JSON_VALUE(data, '$.key')
JSON_VALUE(data, '$.outer_key.nested_key')

Chart creation

Note

Chart creation is described in detail in the official Superset documentation. We suggest that you consult it in addition to this section: link.

Creating your own chart is as easy as navigating to the Charts section of the Superset app and pressing the Create button.

Initially, you will be prompted for the dataset that you want to use as well as for the chart type. The Superset GUI provides comprehensive previews of each chart type making it very easy to find the exact kind that you need.
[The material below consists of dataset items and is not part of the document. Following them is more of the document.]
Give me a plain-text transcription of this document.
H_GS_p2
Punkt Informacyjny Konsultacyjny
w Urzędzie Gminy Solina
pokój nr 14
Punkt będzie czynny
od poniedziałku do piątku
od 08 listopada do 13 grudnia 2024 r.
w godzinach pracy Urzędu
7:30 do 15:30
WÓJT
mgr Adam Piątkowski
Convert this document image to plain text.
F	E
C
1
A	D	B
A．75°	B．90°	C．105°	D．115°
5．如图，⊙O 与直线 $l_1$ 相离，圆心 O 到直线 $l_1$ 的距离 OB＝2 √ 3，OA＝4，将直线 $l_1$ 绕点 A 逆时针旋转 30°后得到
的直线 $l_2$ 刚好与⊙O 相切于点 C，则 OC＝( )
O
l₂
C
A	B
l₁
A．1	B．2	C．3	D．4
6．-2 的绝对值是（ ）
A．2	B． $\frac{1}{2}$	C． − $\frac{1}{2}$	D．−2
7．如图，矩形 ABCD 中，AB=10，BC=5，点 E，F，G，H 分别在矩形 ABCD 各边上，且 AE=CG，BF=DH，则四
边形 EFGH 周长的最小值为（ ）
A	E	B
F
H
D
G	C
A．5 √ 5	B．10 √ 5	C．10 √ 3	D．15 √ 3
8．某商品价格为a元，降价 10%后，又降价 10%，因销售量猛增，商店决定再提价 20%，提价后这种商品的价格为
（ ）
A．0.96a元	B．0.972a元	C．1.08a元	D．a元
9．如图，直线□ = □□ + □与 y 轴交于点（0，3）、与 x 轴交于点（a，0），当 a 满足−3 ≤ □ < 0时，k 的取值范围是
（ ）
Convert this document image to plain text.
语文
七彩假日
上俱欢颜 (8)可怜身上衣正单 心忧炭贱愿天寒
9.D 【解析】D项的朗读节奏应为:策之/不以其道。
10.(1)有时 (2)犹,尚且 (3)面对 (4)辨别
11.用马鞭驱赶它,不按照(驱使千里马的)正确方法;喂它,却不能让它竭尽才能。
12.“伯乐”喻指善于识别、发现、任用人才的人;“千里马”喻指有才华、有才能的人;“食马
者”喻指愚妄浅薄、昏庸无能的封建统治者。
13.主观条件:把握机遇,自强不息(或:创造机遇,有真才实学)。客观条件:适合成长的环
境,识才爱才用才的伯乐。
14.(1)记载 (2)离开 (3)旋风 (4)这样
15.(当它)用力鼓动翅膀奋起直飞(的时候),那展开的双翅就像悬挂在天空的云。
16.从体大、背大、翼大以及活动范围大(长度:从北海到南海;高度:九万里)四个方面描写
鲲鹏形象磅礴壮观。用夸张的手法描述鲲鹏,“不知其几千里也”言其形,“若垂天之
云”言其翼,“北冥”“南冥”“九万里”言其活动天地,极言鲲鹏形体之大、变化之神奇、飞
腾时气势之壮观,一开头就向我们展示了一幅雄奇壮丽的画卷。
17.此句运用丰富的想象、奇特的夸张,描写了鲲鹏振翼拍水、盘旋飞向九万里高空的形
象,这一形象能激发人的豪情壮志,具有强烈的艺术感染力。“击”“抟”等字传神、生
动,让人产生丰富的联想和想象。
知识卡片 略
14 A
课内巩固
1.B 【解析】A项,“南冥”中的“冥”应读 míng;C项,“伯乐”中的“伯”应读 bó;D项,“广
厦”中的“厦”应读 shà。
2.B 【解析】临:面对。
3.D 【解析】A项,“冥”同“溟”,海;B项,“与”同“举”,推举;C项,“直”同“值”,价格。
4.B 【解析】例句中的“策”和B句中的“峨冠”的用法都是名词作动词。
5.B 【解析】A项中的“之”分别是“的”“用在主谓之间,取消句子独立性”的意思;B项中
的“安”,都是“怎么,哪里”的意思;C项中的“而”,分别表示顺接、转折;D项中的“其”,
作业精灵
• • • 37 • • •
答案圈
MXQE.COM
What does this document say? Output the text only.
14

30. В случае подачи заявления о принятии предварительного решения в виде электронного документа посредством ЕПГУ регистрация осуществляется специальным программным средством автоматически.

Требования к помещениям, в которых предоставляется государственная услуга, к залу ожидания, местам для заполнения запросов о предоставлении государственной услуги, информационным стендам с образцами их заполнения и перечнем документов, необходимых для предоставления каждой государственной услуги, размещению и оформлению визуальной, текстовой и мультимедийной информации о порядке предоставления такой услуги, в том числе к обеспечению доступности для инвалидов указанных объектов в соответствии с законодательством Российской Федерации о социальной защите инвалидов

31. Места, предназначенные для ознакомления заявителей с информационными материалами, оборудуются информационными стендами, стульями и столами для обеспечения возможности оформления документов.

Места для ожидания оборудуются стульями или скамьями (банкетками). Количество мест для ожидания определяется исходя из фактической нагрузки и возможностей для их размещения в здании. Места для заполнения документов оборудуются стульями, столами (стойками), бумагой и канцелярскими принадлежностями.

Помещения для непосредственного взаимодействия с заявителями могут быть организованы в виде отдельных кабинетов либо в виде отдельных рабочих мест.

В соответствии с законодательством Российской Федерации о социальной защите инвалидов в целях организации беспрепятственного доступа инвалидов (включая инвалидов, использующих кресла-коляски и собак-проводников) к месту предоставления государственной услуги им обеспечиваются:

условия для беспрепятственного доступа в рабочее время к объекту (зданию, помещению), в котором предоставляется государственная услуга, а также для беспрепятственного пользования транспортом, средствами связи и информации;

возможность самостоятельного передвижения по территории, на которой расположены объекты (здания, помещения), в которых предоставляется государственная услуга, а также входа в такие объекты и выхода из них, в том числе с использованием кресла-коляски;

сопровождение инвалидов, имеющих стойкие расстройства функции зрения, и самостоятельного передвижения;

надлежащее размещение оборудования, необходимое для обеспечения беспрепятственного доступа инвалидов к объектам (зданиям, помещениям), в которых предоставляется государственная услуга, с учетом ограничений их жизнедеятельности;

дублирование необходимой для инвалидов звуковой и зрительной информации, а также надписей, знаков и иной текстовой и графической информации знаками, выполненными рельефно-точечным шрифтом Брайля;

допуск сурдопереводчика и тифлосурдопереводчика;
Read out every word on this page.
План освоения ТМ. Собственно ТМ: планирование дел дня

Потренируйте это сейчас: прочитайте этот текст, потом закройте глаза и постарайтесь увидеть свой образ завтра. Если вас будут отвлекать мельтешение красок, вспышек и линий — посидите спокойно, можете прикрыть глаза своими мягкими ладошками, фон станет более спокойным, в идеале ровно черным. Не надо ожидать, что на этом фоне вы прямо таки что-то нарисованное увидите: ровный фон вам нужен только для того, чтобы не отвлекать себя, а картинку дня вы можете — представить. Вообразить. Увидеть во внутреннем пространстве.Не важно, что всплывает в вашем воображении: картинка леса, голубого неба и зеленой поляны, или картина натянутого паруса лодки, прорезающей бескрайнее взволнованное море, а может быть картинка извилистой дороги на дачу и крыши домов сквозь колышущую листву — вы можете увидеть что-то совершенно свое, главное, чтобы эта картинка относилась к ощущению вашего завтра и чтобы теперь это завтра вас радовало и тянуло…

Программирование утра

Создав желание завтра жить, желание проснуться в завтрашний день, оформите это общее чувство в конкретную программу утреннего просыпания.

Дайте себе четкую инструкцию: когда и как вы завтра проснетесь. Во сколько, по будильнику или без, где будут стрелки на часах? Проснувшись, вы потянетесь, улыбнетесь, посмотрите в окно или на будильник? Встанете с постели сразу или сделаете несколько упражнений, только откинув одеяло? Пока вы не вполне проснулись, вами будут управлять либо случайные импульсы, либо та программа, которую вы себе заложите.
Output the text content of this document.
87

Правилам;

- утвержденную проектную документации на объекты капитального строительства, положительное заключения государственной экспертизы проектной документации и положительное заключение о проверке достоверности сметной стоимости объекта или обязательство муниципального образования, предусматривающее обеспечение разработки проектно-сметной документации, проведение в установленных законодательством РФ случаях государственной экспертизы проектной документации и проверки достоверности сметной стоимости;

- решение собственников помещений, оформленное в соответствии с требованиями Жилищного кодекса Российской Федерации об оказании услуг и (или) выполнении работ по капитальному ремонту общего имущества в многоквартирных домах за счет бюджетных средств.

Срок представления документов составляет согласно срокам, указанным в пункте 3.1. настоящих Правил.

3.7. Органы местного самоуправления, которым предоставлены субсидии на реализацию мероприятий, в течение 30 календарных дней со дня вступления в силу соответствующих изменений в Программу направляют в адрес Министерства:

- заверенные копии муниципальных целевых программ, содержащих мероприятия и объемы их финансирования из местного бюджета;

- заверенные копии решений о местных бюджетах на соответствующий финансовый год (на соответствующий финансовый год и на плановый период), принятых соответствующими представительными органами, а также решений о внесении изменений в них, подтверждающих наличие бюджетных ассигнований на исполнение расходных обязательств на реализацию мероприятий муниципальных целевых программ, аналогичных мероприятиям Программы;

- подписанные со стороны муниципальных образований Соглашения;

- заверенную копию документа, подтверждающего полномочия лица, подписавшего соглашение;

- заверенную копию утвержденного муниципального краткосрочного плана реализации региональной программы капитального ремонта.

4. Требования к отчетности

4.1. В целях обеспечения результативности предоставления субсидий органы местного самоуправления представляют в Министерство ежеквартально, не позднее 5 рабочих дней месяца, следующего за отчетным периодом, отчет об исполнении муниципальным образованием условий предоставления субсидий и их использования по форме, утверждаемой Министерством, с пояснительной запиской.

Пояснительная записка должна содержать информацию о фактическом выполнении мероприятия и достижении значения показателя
At the next step, you will be redirected to the chart creation interface. Depending on the kind of chat that you have chosen previously, menus will be available to choose a column for the x-axis and, optionally, a column for the y-axis. As mentioned above, a separate menu for data filters will also be available. If you need to use the data from the data column, you will need to find the custom_sql option when adding the column and put in the extraction expression, as shown in the examples above.

Exporting the chart configuration

The configuration of a Superset dashboard can be easily exported and then reused in other Superset instances. This can be done using the GUI: navigate to the Dashboards section of the Superset application, locate your dashboard (named DFF statistics per default). Then press the export button on the right and save the zip file to any convenient location.

Importing existing configuration files

If you need to restore your dashboard or update the configuration, you can import a configuration archive that has been saved in the manner described below.

Log in to Superset, open the Dashboards tab and press the import button on the right of the screen. You will be prompted for the database password. If the database credentials match, the updated dashboard will appear in the dashboard list.